Dallington whistled, impressed. “Could well be,” he said. “So they may not be the Fleet Street murders after all, then.”

“Precisely-we can’t quite say what sort of murders they may be, except that with Exeter and Smalls dead, too, they’re for very high stakes.”

“Speaking of which-shall you be safe?”

“I hope so,” said Lenox. “I don’t speak to the papers, so I hope it’s not widely known that I’ve interested myself in this business. Still, I mean to speak to Scotland Yard about it tomorrow. They may give me assistance.”

“There’s such a public outcry over Exeter, I’m sure they’ll be desperate to do anything to find his killer.”

“Yes,” said Lenox grimly. “God, but it’s an ugly thing.”

“What can I do?”

“Find out why Gerald Poole confessed.”

Dallington stared at Lenox for a moment and then nodded. “All right,” he said. “I’ll see him first thing in the morning.”

“I’ll see you tomorrow, then?”

“Yes-I’ll come here when I’m done.”

“I may be out during the day, but wait, if you would.”

“Of course.”

Dallington left then, perhaps off for a few more rounds of whist to brace him for his morning task, and Lenox checked on his brother-still sound asleep.
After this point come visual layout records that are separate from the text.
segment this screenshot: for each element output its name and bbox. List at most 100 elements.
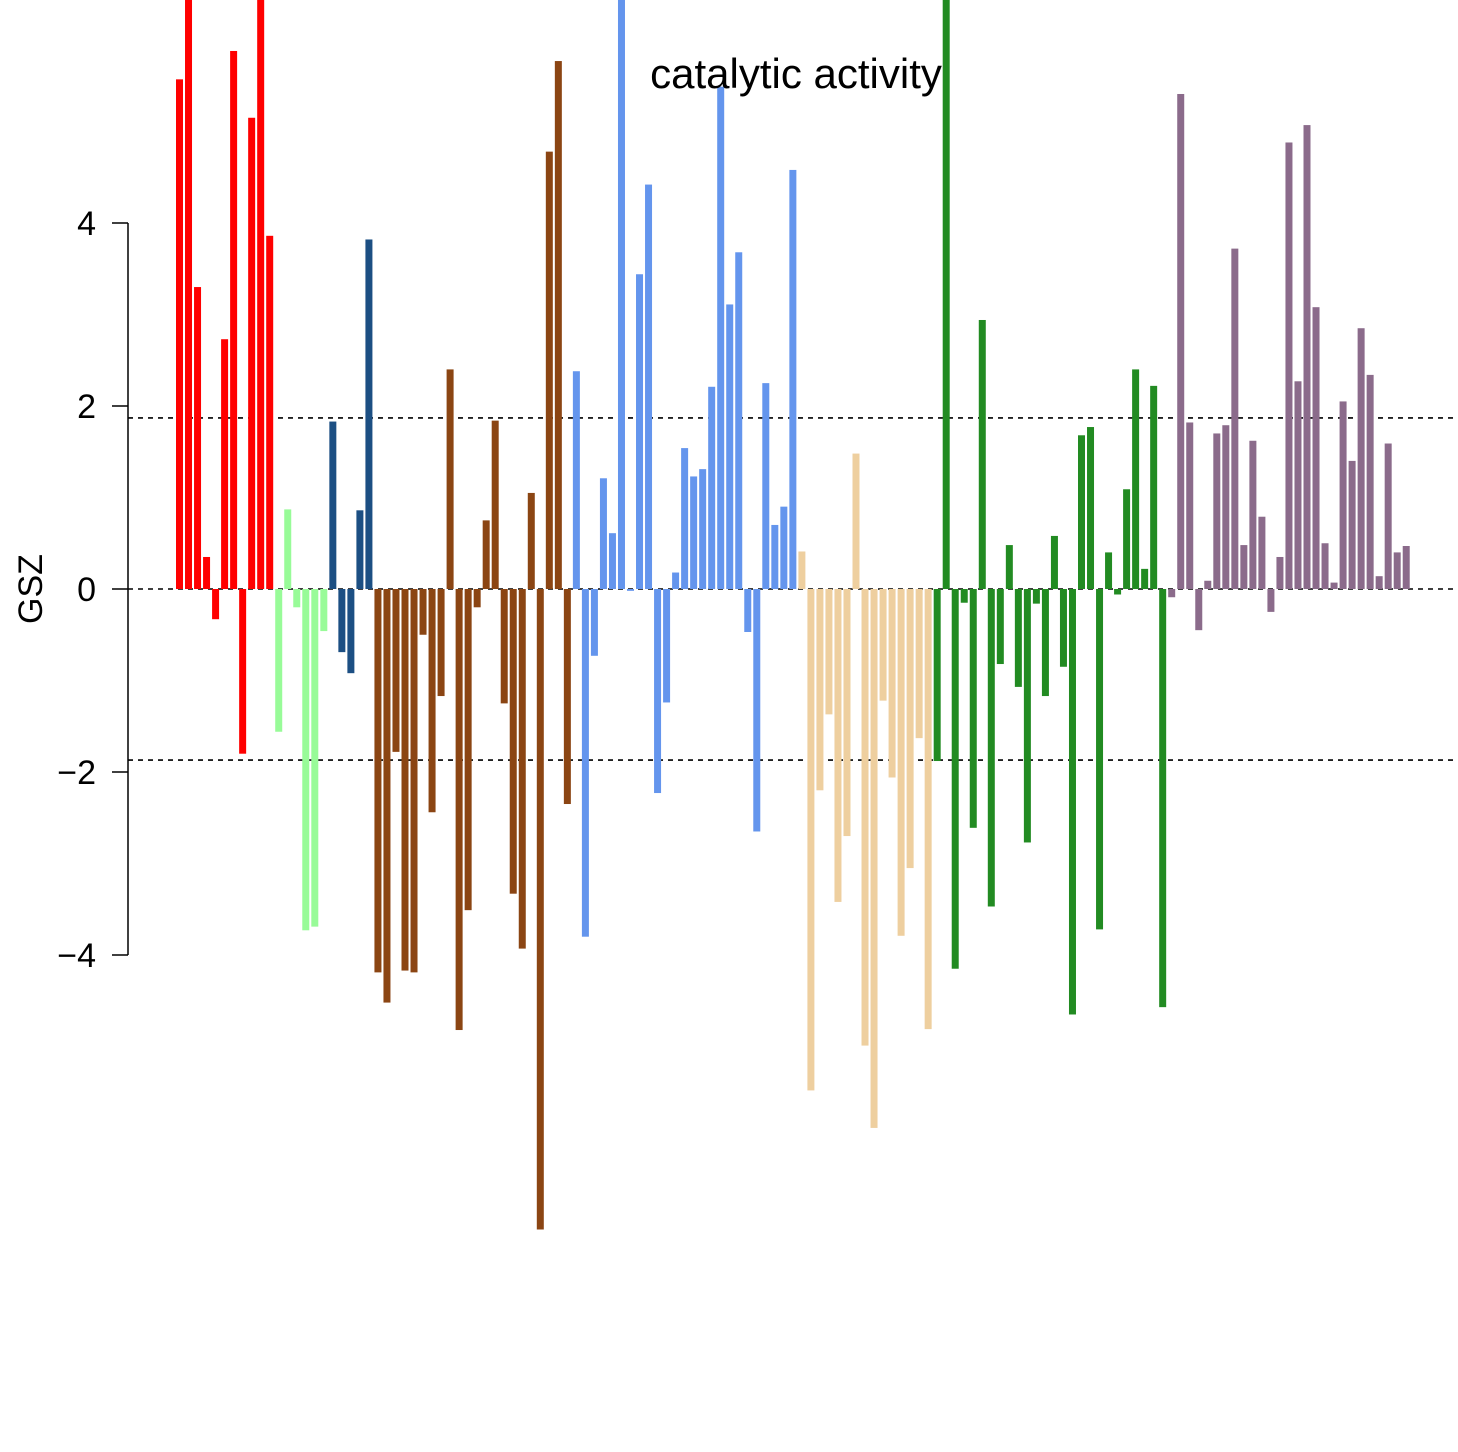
- bar: [563, 589, 571, 805]
- bar: [617, 0, 625, 589]
- bar: [356, 510, 364, 589]
- bar: [266, 235, 274, 589]
- chart-title: catalytic activity: [650, 50, 942, 97]
- y-axis-label: GSZ: [12, 554, 50, 624]
- bar: [536, 589, 544, 1230]
- bar: [338, 589, 346, 653]
- bar: [293, 589, 301, 608]
- bar: [320, 589, 328, 632]
- bar: [581, 589, 589, 937]
- bar: [419, 589, 427, 635]
- bar: [1014, 589, 1022, 687]
- bar: [1366, 374, 1374, 589]
- bar: [491, 420, 499, 589]
- bar: [203, 556, 211, 589]
- bar: [1105, 552, 1113, 589]
- bar: [1249, 440, 1257, 589]
- bar: [257, 0, 265, 589]
- bar: [852, 453, 860, 589]
- bar: [1168, 589, 1176, 598]
- bar: [996, 589, 1004, 665]
- bar: [762, 383, 770, 590]
- bar: [1204, 580, 1212, 589]
- bar: [1032, 589, 1040, 604]
- bar: [509, 589, 517, 894]
- bar: [500, 589, 508, 704]
- bar: [1231, 248, 1239, 589]
- bar: [1285, 142, 1293, 590]
- bar: [1339, 401, 1347, 589]
- bar: [464, 589, 472, 911]
- bar: [230, 50, 238, 590]
- bar: [1123, 489, 1131, 589]
- bars: [176, 0, 1410, 1230]
- bar: [572, 371, 580, 589]
- bar: [978, 319, 986, 589]
- bar: [599, 478, 607, 589]
- bar: [1177, 93, 1185, 590]
- y-tick-label: 4: [77, 205, 96, 243]
- bar: [1195, 589, 1203, 631]
- bar: [1132, 369, 1140, 589]
- bar: [1150, 385, 1158, 589]
- bar: [843, 589, 851, 837]
- bar: [194, 287, 202, 589]
- bar: [1141, 568, 1149, 589]
- bar: [834, 589, 842, 902]
- bar: [1114, 589, 1122, 595]
- bar: [365, 239, 373, 589]
- bar: [401, 589, 409, 971]
- bar: [1321, 543, 1329, 589]
- bar: [861, 589, 869, 1046]
- bar: [1068, 589, 1076, 1015]
- bar: [311, 589, 319, 927]
- bar: [924, 589, 932, 1030]
- bar: [879, 589, 887, 701]
- bar: [1041, 589, 1049, 697]
- bar: [717, 86, 725, 589]
- bar: [771, 524, 779, 589]
- bar: [248, 117, 256, 590]
- bar: [960, 589, 968, 603]
- bar: [654, 589, 662, 794]
- bar: [275, 589, 283, 732]
- bar: [392, 589, 400, 752]
- bar: [302, 589, 310, 931]
- bar: [545, 151, 553, 589]
- bar: [1186, 422, 1194, 589]
- bar: [329, 421, 337, 589]
- bar: [527, 492, 535, 589]
- bar: [1258, 516, 1266, 589]
- bar: [374, 589, 382, 973]
- bar: [780, 506, 788, 589]
- bar: [735, 252, 743, 589]
- bar: [446, 369, 454, 589]
- bar: [636, 274, 644, 589]
- bar: [672, 572, 680, 589]
- bar: [518, 589, 526, 949]
- bar: [239, 589, 247, 754]
- bar: [1303, 125, 1311, 589]
- bar: [789, 169, 797, 589]
- bar: [284, 509, 292, 589]
- bar: [383, 589, 391, 1003]
- bar: [473, 589, 481, 608]
- bar: [825, 589, 833, 715]
- bar: [410, 589, 418, 973]
- bar: [807, 589, 815, 1091]
- bar: [888, 589, 896, 778]
- bar: [1294, 381, 1302, 589]
- bar: [482, 520, 490, 590]
- bar: [1213, 433, 1221, 589]
- bar: [1330, 582, 1338, 589]
- bar: [1050, 535, 1058, 589]
- bar: [1023, 589, 1031, 843]
- bar: [1240, 545, 1248, 589]
- y-tick-label: 0: [77, 571, 96, 609]
- bar: [608, 533, 616, 589]
- bar: [942, 0, 950, 589]
- bar: [969, 589, 977, 828]
- bar: [951, 589, 959, 969]
- bar: [681, 448, 689, 589]
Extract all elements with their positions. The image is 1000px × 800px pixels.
Molly and their sons were in the country, and he decided to let Edmund rest.

“Put him upstairs, would you, if he should stir?” he said to Graham. “Tell him I won’t hear of him going home.”

“Very good, sir.”

Then at last, blessedly, he could go see Jane.

He fairly bounded next door, hoping it wasn’t too late to catch her. Her telegram had been brief but consoling, and he felt a powerful desire to see her, to remind himself that he had a wonderful life, well worth living, even without Parliament.

Her house, imperiously tall from across the street, seemed from their own sidewalk to be no more than a homely, silent thing, with one room dimly lit and all the others entirely dark. Before he could knock she opened the door and, without speaking, wrapped him in her arms. For a moment he remembered how it had been when his mother was alive, even into his thirties-that childlike comfort she was able to give him long past the age of scraped knees.